Directeur général du Fonds monétaire international (FMI) du 16 janvier 1987 au 14 février 2000, le Français Michel Camdessus a eu pour adjoint, de 1994 à 1999, l’Africain Alassane Dramane Ouattara. Son ancien collaborateur devenu le président de la République de Côte d’Ivoire depuis avril 2011 dans les conditions que l’on sait, le retraité Camdessus, actuel gouverneur honoraire de la Banque de France, a décidé de lui être « utile ». Alors, le séjour de travail en terre ivoirienne de M. Camdessus ressemble à s’y méprendre aux activités d’un cabinet-conseil venu honorer un «gombo» (un marché lucratif, selon le nouchi, l’argot ivoirien).
Conférences à thème, rencontres ciblées avec les décideurs politiques et administratifs ainsi qu’avec le patronat ivoirien et la jeunesse scolaire d’un établissement d’élite à Yamoussoukro, du 28 mai au 2 juin, le programme de l’ancien patron du FMI est révélateur sur sa mission. Qui ne peut être gratuite tant il s’y sera investi physiquement et intellectuellement. Ce qui ne saurait vraiment étonner personne puisqu’à 85 ans révolus, Michel Camdessus n’a jamais été véritablement loin de son ancien collaborateur devenu chef d’Etat d’un pays important de la sphère francophone mondiale.
Par contre, ce qui détonne et suscite ces lignes, c’est la déclaration faite par M. Camdessus, le mardi 29 mai 2018, devant les chefs d’entreprise ivoiriens lors de la conférence qu’il a animée sur le thème « Champions nationaux et émergence ivoirienne ». C’était au siège du patronat ivoirien à Abidjan-Plateau. Il a dit textuellement ceci et je cite ses propos rapportés hier par la presse nationale dont le quotidien pro-gouvernemental Fraternité Matin : « La Côte d’Ivoire pourrait accéder à l’émergence peu avant la date prévue (…) Vous êtes en train de franchir le cap de l’émergence et vous allez maintenant vous diriger vers l’accomplissement de vos programmes spécifiques. Vous allez maintenant certainement vers 2050 ».

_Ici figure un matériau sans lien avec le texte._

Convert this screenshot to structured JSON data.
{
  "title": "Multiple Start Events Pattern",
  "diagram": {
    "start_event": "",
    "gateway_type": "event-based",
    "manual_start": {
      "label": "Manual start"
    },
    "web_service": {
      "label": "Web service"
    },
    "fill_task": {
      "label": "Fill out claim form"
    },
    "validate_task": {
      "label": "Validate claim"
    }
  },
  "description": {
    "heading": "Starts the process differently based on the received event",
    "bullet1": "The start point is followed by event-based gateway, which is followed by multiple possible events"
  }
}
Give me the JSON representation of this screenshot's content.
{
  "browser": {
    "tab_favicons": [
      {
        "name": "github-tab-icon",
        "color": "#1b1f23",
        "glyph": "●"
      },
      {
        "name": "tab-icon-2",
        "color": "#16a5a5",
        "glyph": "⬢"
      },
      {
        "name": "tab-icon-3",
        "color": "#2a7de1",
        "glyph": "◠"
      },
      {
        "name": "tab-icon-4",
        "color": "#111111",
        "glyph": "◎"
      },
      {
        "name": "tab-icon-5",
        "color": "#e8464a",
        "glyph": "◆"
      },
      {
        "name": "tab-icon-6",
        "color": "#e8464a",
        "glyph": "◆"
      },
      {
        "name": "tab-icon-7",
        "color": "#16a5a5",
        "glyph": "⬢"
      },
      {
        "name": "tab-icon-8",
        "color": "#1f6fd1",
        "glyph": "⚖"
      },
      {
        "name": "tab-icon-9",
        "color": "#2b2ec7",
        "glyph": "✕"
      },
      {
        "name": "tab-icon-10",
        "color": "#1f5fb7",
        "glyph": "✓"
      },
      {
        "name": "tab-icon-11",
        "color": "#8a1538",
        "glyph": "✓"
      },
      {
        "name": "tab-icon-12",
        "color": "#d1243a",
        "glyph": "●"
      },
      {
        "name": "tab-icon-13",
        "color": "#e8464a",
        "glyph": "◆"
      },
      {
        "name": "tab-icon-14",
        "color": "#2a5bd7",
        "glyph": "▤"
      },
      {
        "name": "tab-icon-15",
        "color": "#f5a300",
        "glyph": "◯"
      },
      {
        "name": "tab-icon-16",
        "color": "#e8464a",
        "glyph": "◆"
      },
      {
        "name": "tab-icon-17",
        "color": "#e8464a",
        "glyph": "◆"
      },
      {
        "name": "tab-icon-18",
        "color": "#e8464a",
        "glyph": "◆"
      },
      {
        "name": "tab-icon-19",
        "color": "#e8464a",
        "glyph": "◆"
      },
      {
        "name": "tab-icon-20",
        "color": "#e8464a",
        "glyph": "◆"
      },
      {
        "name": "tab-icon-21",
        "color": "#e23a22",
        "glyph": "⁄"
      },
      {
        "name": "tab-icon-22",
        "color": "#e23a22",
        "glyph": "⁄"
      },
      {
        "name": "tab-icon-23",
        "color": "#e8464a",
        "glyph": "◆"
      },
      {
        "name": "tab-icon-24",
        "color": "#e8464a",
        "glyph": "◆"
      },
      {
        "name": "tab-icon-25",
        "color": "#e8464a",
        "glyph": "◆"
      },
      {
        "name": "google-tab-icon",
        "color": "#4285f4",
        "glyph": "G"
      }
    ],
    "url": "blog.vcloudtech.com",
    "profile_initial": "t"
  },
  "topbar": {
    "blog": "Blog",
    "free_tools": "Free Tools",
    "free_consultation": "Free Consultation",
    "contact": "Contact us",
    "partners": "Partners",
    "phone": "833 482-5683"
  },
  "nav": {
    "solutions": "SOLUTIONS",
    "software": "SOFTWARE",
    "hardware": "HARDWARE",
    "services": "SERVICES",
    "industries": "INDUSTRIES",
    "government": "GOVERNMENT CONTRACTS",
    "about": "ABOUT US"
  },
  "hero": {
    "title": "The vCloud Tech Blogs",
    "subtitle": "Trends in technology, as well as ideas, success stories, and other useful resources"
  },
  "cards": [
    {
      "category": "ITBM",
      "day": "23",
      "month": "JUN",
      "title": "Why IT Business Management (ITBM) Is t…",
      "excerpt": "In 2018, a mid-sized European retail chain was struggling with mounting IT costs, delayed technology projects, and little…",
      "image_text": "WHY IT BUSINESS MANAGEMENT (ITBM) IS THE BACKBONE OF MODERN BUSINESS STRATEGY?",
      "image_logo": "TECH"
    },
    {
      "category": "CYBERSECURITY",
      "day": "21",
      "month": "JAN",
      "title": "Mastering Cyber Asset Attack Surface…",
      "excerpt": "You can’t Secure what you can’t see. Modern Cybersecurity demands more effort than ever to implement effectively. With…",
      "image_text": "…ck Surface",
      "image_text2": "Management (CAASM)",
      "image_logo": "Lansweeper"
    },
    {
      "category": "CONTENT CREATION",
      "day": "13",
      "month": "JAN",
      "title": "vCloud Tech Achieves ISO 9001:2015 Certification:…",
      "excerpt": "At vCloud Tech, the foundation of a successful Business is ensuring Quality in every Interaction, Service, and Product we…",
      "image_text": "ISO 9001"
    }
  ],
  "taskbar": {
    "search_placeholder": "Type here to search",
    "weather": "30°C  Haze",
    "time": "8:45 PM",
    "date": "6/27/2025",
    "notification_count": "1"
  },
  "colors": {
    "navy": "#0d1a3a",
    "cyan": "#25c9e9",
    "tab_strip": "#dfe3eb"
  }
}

Nous ne doutons pas de la compétence de banquier de Michel Camdessus et peut-être même d’économiste. Mais nous nous interrogeons sur la sincérité d’une telle déclaration. M. Camdessus qui est sans doute très fier de ce qu’est devenu son ancien adjoint au FMI voudrait le flatter qu’il ne serait pas passé par quatre chemins. D’autant qu’affirmer que la Côte d’Ivoire est en train de franchir le cap de l’émergence ou que le pays pourrait l’atteindre avant 2020 relève d’une pure propagande politicienne. La Côte d’Ivoire est, en vérité, très loin de l’émergence qui ne se résume pas à un taux de croissance positif ou encore à des ponts construits.
L’accès à l’eau potable est encore un luxe dans le pays pour de nombreuses populations. Y compris celles vivant dans la capitale économique, Abidjan. Idem pour l’électricité. Le taux national d’électrification est de 33,4% selon les statistiques du bureau d’études IED retenu par l’Etat. Au niveau de la santé, la Côte d’Ivoire est un pays dépendant de l’aide extérieure. Les statistiques sont alarmantes. A titre d’exemple, 20 femmes meurent par jour dans ce pays en donnant la vie, selon l’UNFPA. C’est un indice qu’on ne retrouve pas dans les nations émergentes telles que l’Afrique du Sud, la chine, la Russie etc. Les maladies tropicales négligées (MTN) appelées également maladies de la pauvreté sévissent encore en Côte d’Ivoire. Il s’agit notamment de l’onchocercose, la bilharziose, l’éléphantiasis, la trypanosomiase. Les centres de santé ne couvrent pas tout le territoire national. Les endroits reculés en sont totalement dépourvus. Les bidonvilles ont pris d’assaut les grandes agglomérations.
Lors de la présentation du rapport sur la pauvreté en Côte d’Ivoire en 2014, Ousmane Diagana, le chef des opérations de la Banque mondiale en Côte d’Ivoire, a révélé qu’un Ivoirien sur deux est pauvre. «La Côte d’Ivoire est confrontée à des taux de pauvreté inquiétants, surtout par rapport au potentiel énorme dont dispose le pays», a-t-il regretté. Par ailleurs, le pays occupe la 171ème place sur 188 pays au classement 2016 de l’indice de développement humain publié en mars 2017. La pauvreté est si prégnante qu’avoir deux repas par jour relève parfois du miracle. Tel est l’état non exhaustif des lieux à deux ans de 2020. On ne peut donc pas affirmer au regard de tout cela que la Côte d’Ivoire a un pied dans l’émergence. A moins de vouloir propager délibérément un « fake news », une information totalement erronée.